Cincinnati starter Homer Bailey was reached for the run that tied it after there were two outs and nobody on via three straight hits, the last one a run-scoring single by Alvarez.
Jay Bruce, currently on a home run blitz, whacked his fifth home run in seven games in the sixth to push the Reds in front, 2-1.
Before Thursday’s game, Bailey was talking about the postage-stamp dimensions of Great American Ball Park.
During his previous start against Milwaukee, Bailey gave up a home run and said, “My first home run of the year at home. I’m sure it won’t be the last, though. How do I know? Time of year — hot and humid. When I hit one into the upper deck in batting practice it is time to get concerned.”
That concern arose in the sixth when Alvarez struck again, driving a home run into the right-field seats to tie it, 2-2.
“I made a real good pitch to Pedro and he hit it out. Tough,” said Bailey. “He had a great day.”
Bailey left after six innings, replaced by Alfredo Simon, and misery surfaced quickly. He loaded the bases with one out on two singles and a walk.
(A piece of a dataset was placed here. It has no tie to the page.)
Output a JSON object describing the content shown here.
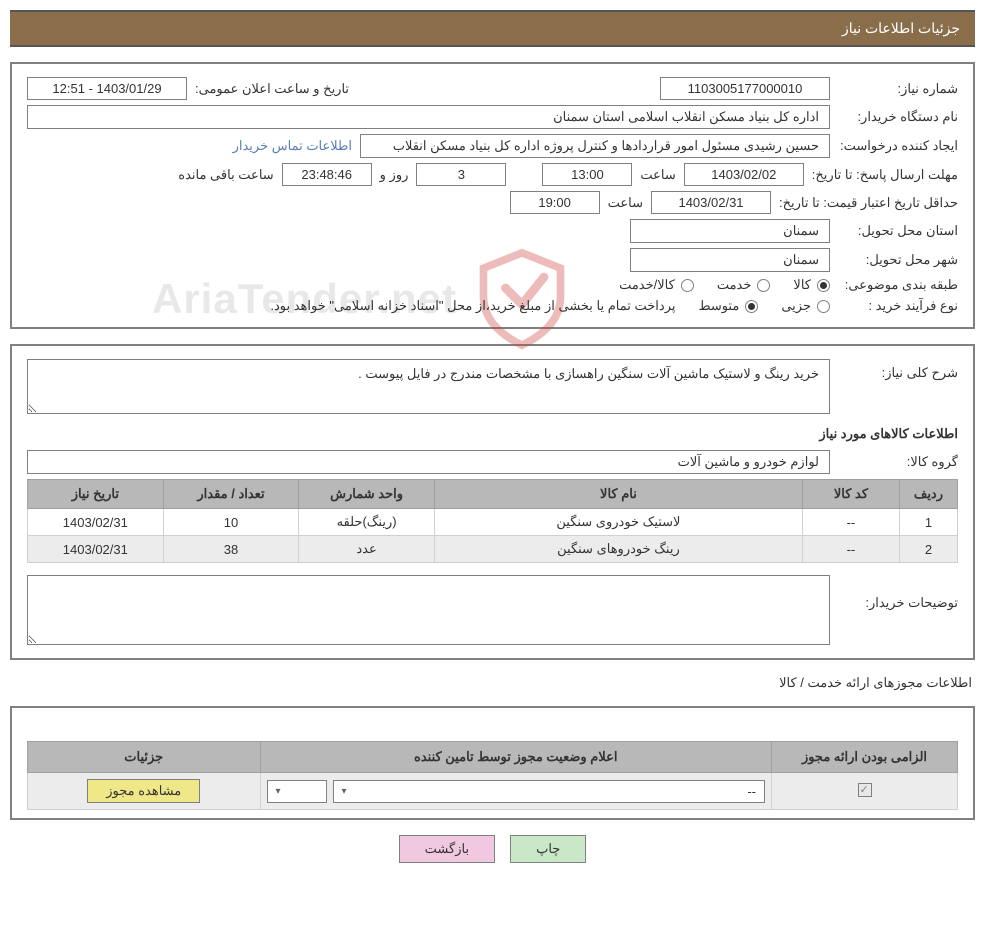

It began with a single by relief pitcher Bryan Morris, his first major-league hit.
“The big blow was that leadoff single to Morris,” said Baker. “We didn’t know if he could hit. But it surprises you when he comes through and gets a hit.”
After Morris singled, Starling Marte also singled. Jordy Mercer tried to bunt and popped up. Then Simon walked Andrew McCutchen to fill the bases for Alvarez and Baker said, “The other big play was walking McCutchen.”
Before the game, Baker said he wasn’t sure about using Tony Cingrani because he pitched Wednesday night and struck out the side, “but we don’t know if he can go on back-to-back days. He hasn’t done it.”
But with back-to-back left-handers coming up, Baker brought in left-hander Cingrani and he struck out left-handed Garrett Jones. All he had to do was retire another left-hander. Alvarez.
Didn’t happen. He pulled one into the right-field corner, cleaning off the bases and pushing the Pirates in front, 5-2.
“Cingrani said he felt fine today and (left-hander) Manny Parra said he didn’t,” said Baker. “He was a little sore. It was just a matter of him making a pitch up when he wanted to go down and away to a hitter who is hot today — the hot hitter of the day.”
Bailey wasn’t well-armed for this one. His only effective pitch was his fastball.
“We were just working with fastball and that drove up my pitch count with their foul balls and grinding out at-bats,” said Bailey “For only having one pitch, we kept them at bay. It was pretty good to go four innings with just a fastball. My pitch count went up way too high (113 in six innings).”
So the Reds stuffed clean laundry into their travel bags and headed west for three games in Arizona, two in Oakland and three in Texas — all three with winning records.